By order of the Board
Wecon Holdings Limited
Mr. Tsang Tsz Kit Jerry
Executive Director

Hong Kong, 1 June 2026

Notes:

(1) Voting at the Court Meeting will be taken by poll as required under the Rules Governing the Listing of Securities on The Stock Exchange of Hong Kong Limited and the Hong Kong Code on Takeovers and Mergers.

(2) The register of members of the Company will be closed from Thursday, 18 June 2026 to Wednesday, 24 June 2026 (both days inclusive) and during such period no transfer of shares will be registered. In order to be entitled to attend and vote at the Court Meeting, all transfer documents accompanied by the relevant share certificates must be lodged with the Hong Kong branch share registrar and transfer office of the Company, Tricor Investor Services Limited at 17/F, Far East Finance Centre, 16 Harcourt Road, Hong Kong not later than 4:30 p.m. on Wednesday, 17 June 2026.

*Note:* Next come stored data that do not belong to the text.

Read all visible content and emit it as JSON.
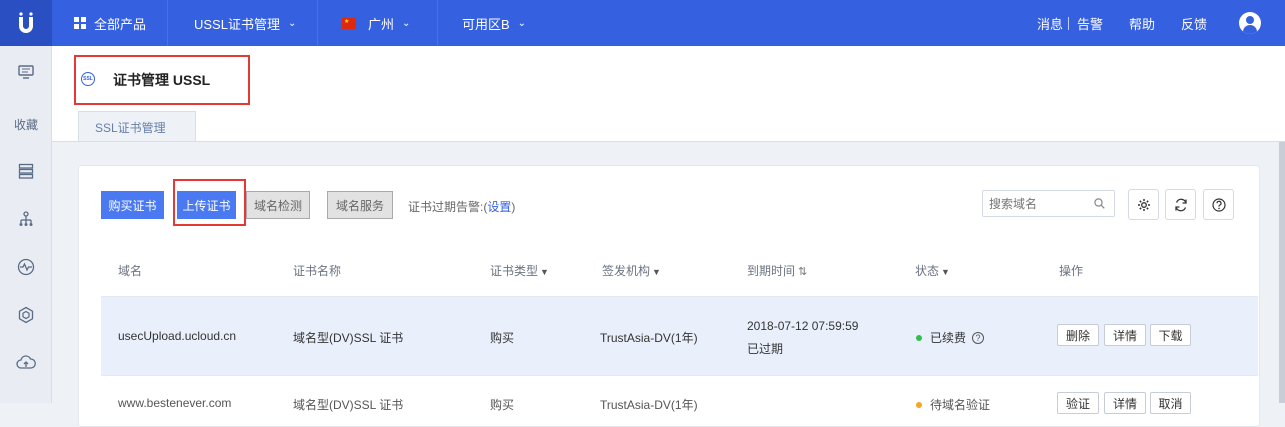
{
  "topnav": {
    "all_products": "全部产品",
    "product": "USSL证书管理",
    "region": "广州",
    "zone": "可用区B",
    "messages": "消息",
    "alerts": "告警",
    "help": "帮助",
    "feedback": "反馈"
  },
  "sidebar": {
    "favorites": "收藏"
  },
  "page": {
    "title": "证书管理 USSL",
    "ssl_badge": "SSL",
    "tab": "SSL证书管理"
  },
  "toolbar": {
    "buy": "购买证书",
    "upload": "上传证书",
    "domain_check": "域名检测",
    "domain_service": "域名服务",
    "expiry_alert_prefix": "证书过期告警:(",
    "expiry_alert_link": "设置",
    "expiry_alert_suffix": ")",
    "search_placeholder": "搜索域名"
  },
  "table": {
    "headers": {
      "domain": "域名",
      "cert_name": "证书名称",
      "cert_type": "证书类型",
      "issuer": "签发机构",
      "expire": "到期时间",
      "status": "状态",
      "ops": "操作"
    },
    "rows": [
      {
        "domain": "usecUpload.ucloud.cn",
        "cert_name": "域名型(DV)SSL 证书",
        "cert_type": "购买",
        "issuer": "TrustAsia-DV(1年)",
        "expire_date": "2018-07-12 07:59:59",
        "expire_note": "已过期",
        "status": "已续费",
        "ops": [
          "删除",
          "详情",
          "下载"
        ]
      },
      {
        "domain": "www.bestenever.com",
        "cert_name": "域名型(DV)SSL 证书",
        "cert_type": "购买",
        "issuer": "TrustAsia-DV(1年)",
        "status": "待域名验证",
        "ops": [
          "验证",
          "详情",
          "取消"
        ]
      }
    ]
  },
  "colors": {
    "nav": "#3560e0",
    "primary": "#4a79f1",
    "highlight": "#e53935",
    "ok": "#2fbf4f",
    "pending": "#f5a623"
  }
}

(3) If any severe weather condition is or is expected to be in force at any time after 8:00 a.m. on the date of the Court Meeting, the Court Meeting will be adjourned. The Company will post an announcement on the respective websites of The Stock Exchange of Hong Kong Limited and the Company to notify the members of the date, time and venue of the adjourned meeting. For the purpose of this notice, “severe weather” refers to the scenario where a tropical cyclone warning signal number 8 or above is hoisted, a black rainstorm warning and/or the “Extreme Conditions” warning as announced by the Hong Kong Government is/are in force in Hong Kong. Further announcement(s) will be made if there is any change to the expected timetable as a result of any severe weather.

As at the date of this notice, the executive Directors are Mr. KY Tsang, Mr. Tsang Tsz Him Philip and Mr. Tsang Tsz Kit Jerry; the non-executive director is Ms Chan Lok Man and the independent non-executive Directors are Dr. Lau Chi Keung, Mr. Chan Tim Yiu Raymond and Mr. Sze Kwok Wing Nigel.